Cette convention d’occupation du domaine public a été résiliée, le 1er août 2017, pour motif d’intérêt général par la Commune de Palavas-les-Flots. Le titulaire de ladite convention a en conséquence formé un recours de plein contentieux contestant la validité de cette résiliation et tendant à la reprise des relations contractuelles.

Dans ce cadre, il convient de rappeler qu’une convention d’occupation du domaine public dispose d’un caractère précaire et révocable en application de l’article L. 2122-3 du Code général de la propriété des personnes publiques et que l’autorité domaniale peut mettre fin à cette convention avant son terme pour un motif d’intérêt général (Conseil d’Etat, 31 juillet 2009, Société Jonathan Loisirs, n° 316534).

En l’espèce, pour prononcer la résiliation de la convention d’occupation du domaine public, la Commune de Palavas-les-Flots a invoqué le motif selon lequel elle souhaitait utiliser la dépendance du domaine public, objet de la convention, pour le stationnement des véhicules du personnel d’une maison de retraite implantée à proximité.

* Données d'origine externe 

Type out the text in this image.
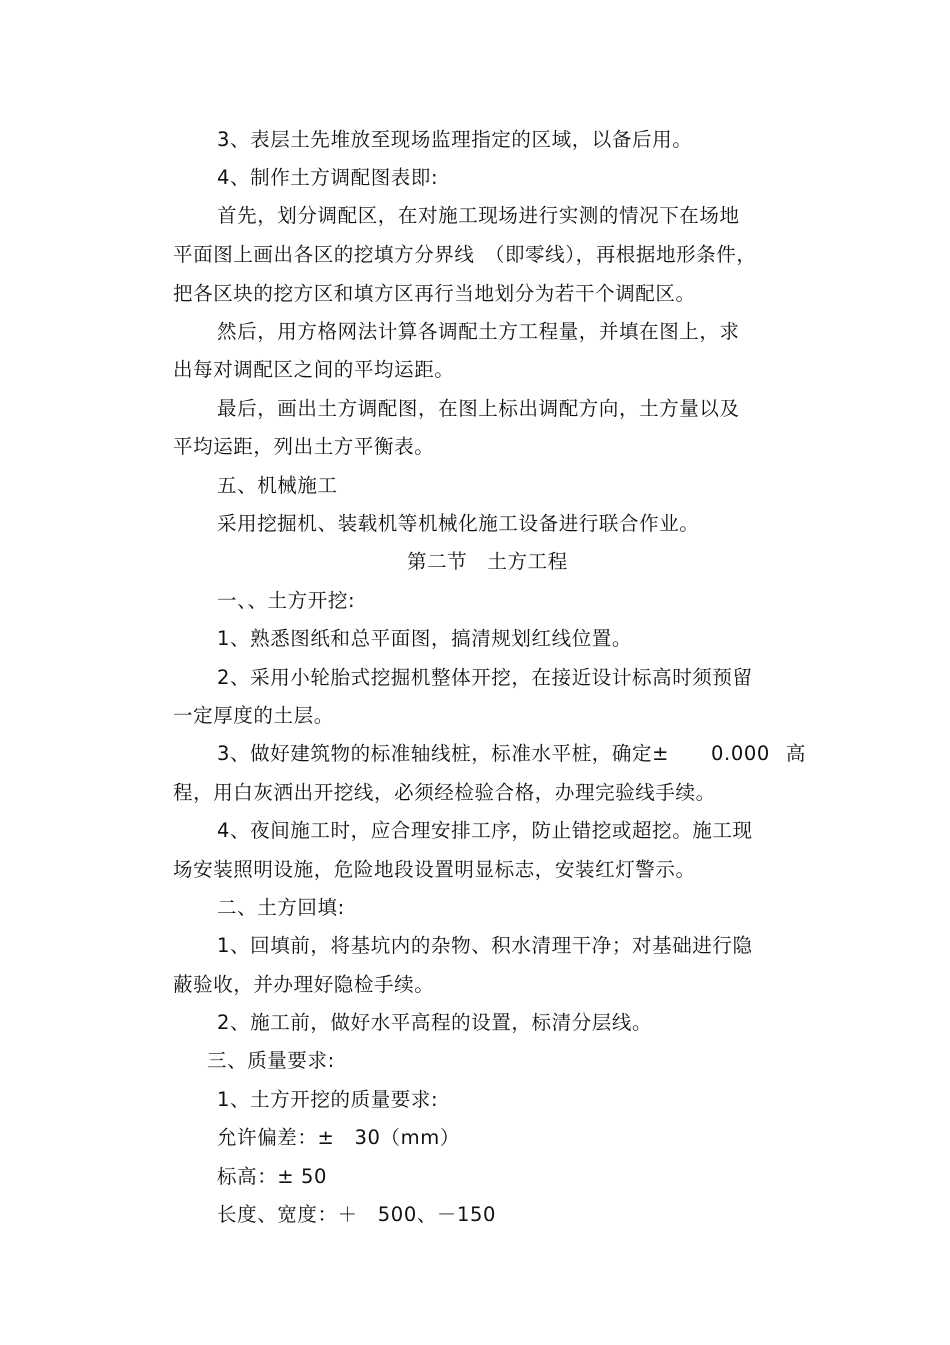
3、表层土先堆放至现场监理指定的区域，以备后用。
4、制作土方调配图表即:
首先，划分调配区，在对施工现场进行实测的情况下在场地
平面图上画出各区的挖填方分界线　（即零线），再根据地形条件，
把各区块的挖方区和填方区再行当地划分为若干个调配区。
然后，用方格网法计算各调配土方工程量，并填在图上，求
出每对调配区之间的平均运距。
最后，画出土方调配图，在图上标出调配方向，土方量以及
平均运距，列出土方平衡表。
五、机械施工
采用挖掘机、装载机等机械化施工设备进行联合作业。
第二节　土方工程
一、、土方开挖:
1、熟悉图纸和总平面图，搞清规划红线位置。
2、采用小轮胎式挖掘机整体开挖，在接近设计标高时须预留
一定厚度的土层。
3、做好建筑物的标准轴线桩，标准水平桩，确定± 0.000 高
程，用白灰洒出开挖线，必须经检验合格，办理完验线手续。
4、夜间施工时，应合理安排工序，防止错挖或超挖。施工现
场安装照明设施，危险地段设置明显标志，安装红灯警示。
二、土方回填:
1、回填前，将基坑内的杂物、积水清理干净；对基础进行隐
蔽验收，并办理好隐检手续。
2、施工前，做好水平高程的设置，标清分层线。
三、质量要求:
1、土方开挖的质量要求:
允许偏差：±　30（mm）
标高：± 50
长度、宽度：＋　500、－150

A cet égard, la Cour administrative d’appel de Marseille, par un arrêt en date du 29 avril 2019, avait considéré qu’un tel motif ne permettait pas de justifier la résiliation de la convention d’occupation du domaine public.

En effet, selon la Cour administrative d’appel de Marseille, la Commune de Palavas-les-Flots disposait déjà d’un parc de stationnement municipal à proximité, au sein duquel des places de stationnement avaient été prévues à l’usage exclusif de la maison de retraite, que les difficultés de stationnement rencontrées par le personnel de la maison de retraite n’étaient pas établies et qu’aucun élément ne permettait de démontrer une modification significative de la fréquentation touristique du quartier depuis 2014 (date de conclusion de la convention d’occupation du domaine public).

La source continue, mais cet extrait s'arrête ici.